Pete asks, and I think this is a good question to consider as well:

Do these episodes of violence tell us what God is like or is the picture of God in the Old Testament mediated for us through ancient tribal culture the Israelites and their neighbors participated in?

Context again, perhaps context is key. What do we need to know about the context to properly understand the meaning of these texts to the original audience, and thus the meaning they should hold for us today? Pete also asks if “the gospel affects, one way or the other, how we answer this question?” I don’t claim to have a complete answer to the questions of violence in the Old Testament, or the depiction of God as violent and wrathful. But in the context of the whole sweep of scripture, along with the insight that it is likely that much of what we have in scripture is shaped and edited in the context of the exile, I don’t find the “violence” as troubling as I did in the past. I also think that we should be interpreting the Old Testament through the lens Jesus provided according to Matthew:

“‘Love the Lord your God with all your heart and with all your soul and with all your mind.’ This is the first and greatest commandment. And the second is like it: ‘Love your neighbor as yourself.’ All the Law and the Prophets hang on these two commandments.” (Mt 22:36-40)

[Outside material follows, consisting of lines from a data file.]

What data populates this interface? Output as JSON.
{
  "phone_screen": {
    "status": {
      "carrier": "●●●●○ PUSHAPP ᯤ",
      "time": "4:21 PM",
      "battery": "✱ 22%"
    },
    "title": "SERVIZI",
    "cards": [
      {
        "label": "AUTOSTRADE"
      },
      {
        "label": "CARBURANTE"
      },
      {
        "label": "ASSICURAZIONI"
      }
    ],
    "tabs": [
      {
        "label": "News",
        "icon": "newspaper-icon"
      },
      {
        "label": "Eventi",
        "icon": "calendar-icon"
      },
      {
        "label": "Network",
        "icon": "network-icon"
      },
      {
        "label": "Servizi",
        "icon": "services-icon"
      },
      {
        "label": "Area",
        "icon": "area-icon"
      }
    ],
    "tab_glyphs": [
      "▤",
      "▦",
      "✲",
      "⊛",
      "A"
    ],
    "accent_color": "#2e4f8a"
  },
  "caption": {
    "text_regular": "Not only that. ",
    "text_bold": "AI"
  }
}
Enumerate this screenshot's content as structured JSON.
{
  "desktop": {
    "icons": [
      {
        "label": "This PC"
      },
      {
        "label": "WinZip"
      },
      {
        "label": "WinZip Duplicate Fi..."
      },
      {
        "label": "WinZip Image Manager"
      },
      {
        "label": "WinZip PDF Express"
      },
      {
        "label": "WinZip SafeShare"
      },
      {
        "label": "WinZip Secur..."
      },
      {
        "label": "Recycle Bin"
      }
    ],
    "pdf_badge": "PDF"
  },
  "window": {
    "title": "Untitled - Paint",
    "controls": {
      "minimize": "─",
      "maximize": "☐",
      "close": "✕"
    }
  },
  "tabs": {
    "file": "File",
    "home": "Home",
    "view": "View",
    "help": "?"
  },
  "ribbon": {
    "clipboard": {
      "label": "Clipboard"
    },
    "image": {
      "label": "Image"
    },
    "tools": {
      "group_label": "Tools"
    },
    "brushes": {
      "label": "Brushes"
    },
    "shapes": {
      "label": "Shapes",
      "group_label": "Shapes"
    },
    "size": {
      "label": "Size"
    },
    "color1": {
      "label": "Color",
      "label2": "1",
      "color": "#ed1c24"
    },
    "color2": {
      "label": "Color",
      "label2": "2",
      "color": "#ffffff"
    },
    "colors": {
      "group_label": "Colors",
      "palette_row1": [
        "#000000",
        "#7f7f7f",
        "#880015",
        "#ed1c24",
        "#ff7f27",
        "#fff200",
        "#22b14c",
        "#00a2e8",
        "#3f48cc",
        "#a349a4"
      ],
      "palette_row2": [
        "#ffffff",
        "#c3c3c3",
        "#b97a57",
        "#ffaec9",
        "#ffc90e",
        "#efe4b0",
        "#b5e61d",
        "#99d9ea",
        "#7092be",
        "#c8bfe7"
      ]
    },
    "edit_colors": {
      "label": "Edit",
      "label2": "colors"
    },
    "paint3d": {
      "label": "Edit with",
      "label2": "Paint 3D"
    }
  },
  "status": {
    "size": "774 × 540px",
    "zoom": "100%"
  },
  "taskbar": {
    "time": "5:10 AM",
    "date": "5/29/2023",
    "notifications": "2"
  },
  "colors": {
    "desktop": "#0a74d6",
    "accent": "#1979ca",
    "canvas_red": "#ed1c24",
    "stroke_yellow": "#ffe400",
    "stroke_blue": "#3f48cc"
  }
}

I don’t see a violent God in the Law and the Prophets as much as a God who expects his law to be obeyed. And it is likely, I think, that the form this message takes is shaped by the context of the culture into which God spoke through his prophets. Some of the language and tenor of description may be the result of a literary form and approach unfamiliar in our time and culture. Prophetic language is not always simple and does not always reflect literal reporting. I put no stake in the ground here, but open it up for discussion.

The Old Testament is a complex piece of literature, comprised of many forms and genres, written into different contexts and edited and compiled into the form we have to day in the canon accepted by the church. This is the word of God, able to make us wise for salvation, useful for teaching, rebuking, correcting, and training in righteousness so that we are equipped for every good work … as Paul told Timothy. But the fact that the scriptures are “God-breathed” does not mean that they are simple, with a message that can be understood completely thousands of years later without effort or without teachers.

How important is context to a proper understanding of scripture?

What role does context play in understanding the Old Testament?

Are the issues any different in the New Testament? If so, how?